O ex-senador Luiz Otávio de Oliveira Campos (PMDB-PA) e outros seis ex-integrantes do grupo Rodomar, acusados pelo desvio de 12 milhões de reais em recursos da Agência Especial de Financiamento Industrial (Finame), foram condenados a 12 anos de prisão cada, em regime fechado e multa.

Há 20 anos, o grupo viabilizou o empréstimo para construir balsas, mas nunca realizou a obra.

Em São Sebastião da Boa Vista, os ex-prefeitos Benedito Odival Oliveira Gomes e Violeta de Monfredo Borges Guimarães receberam punições por desvios no Fundo de Manutenção e Desenvolvimento do Ensino Fundamental e de Valorização do Magistério (Fundef).

Como Gomes, acusado de improbidade administrativa, faleceu, seus herdeiros ficam obrigados a devolver 1,8 milhão de reais e correção monetária aos cofres públicos.
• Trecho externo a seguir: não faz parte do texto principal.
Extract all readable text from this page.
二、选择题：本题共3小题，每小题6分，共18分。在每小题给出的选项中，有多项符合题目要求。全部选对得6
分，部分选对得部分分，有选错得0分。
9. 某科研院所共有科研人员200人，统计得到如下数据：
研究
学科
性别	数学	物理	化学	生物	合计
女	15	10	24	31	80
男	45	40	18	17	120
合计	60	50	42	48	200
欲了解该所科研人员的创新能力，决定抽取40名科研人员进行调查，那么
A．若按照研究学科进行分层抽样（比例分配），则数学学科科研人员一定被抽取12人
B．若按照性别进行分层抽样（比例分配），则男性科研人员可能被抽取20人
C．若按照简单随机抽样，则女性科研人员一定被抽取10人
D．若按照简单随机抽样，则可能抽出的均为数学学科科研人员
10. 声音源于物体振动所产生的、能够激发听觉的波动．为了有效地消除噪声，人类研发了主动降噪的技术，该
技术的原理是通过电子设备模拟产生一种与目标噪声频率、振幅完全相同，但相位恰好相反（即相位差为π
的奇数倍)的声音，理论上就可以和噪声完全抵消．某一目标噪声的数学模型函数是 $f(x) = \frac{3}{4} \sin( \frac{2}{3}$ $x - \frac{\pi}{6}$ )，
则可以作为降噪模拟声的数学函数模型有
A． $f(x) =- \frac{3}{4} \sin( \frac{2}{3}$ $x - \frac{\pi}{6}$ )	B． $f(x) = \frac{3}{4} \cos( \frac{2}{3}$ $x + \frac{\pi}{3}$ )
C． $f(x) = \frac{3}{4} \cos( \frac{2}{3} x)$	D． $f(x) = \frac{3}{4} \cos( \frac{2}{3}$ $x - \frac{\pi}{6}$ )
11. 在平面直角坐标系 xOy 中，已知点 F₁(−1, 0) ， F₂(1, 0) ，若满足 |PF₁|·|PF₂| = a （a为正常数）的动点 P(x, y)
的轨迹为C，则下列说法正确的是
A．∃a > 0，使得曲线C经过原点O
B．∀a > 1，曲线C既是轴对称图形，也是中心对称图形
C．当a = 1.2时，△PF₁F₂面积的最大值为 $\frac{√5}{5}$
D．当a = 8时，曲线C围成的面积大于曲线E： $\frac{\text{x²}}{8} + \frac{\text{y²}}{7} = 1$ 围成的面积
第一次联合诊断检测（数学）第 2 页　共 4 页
Já Guimarães e outros quatro ex-integrantes da comissão de licitação do município deverão ressarcir em 1,5 milhão à União, além de juros e correção monetária.

Os acusados foram multados em 100 mil reais cada e perderam os direitos políticos por dez anos.

Em Ponta de Pedras, a ação do MPF culminou na condenação a seis anos de reclusão do ex-prefeito Bernardino de Jesus Ferreira Ribeiro, acusado de desviar 37 mil reais de um convênio entre o município e o Ministério do Meio Ambiente. Além dele, o engenheiro Nelson Lopes da Silva Chaves, que segundo o Ministério Público ajudou a falsificar documentos e recibos, recebeu pena de cinco anos de reclusão.

Ambos não poderão exercer cargo ou função públicos por cinco anos e deverão ressarcir os cofres públicos.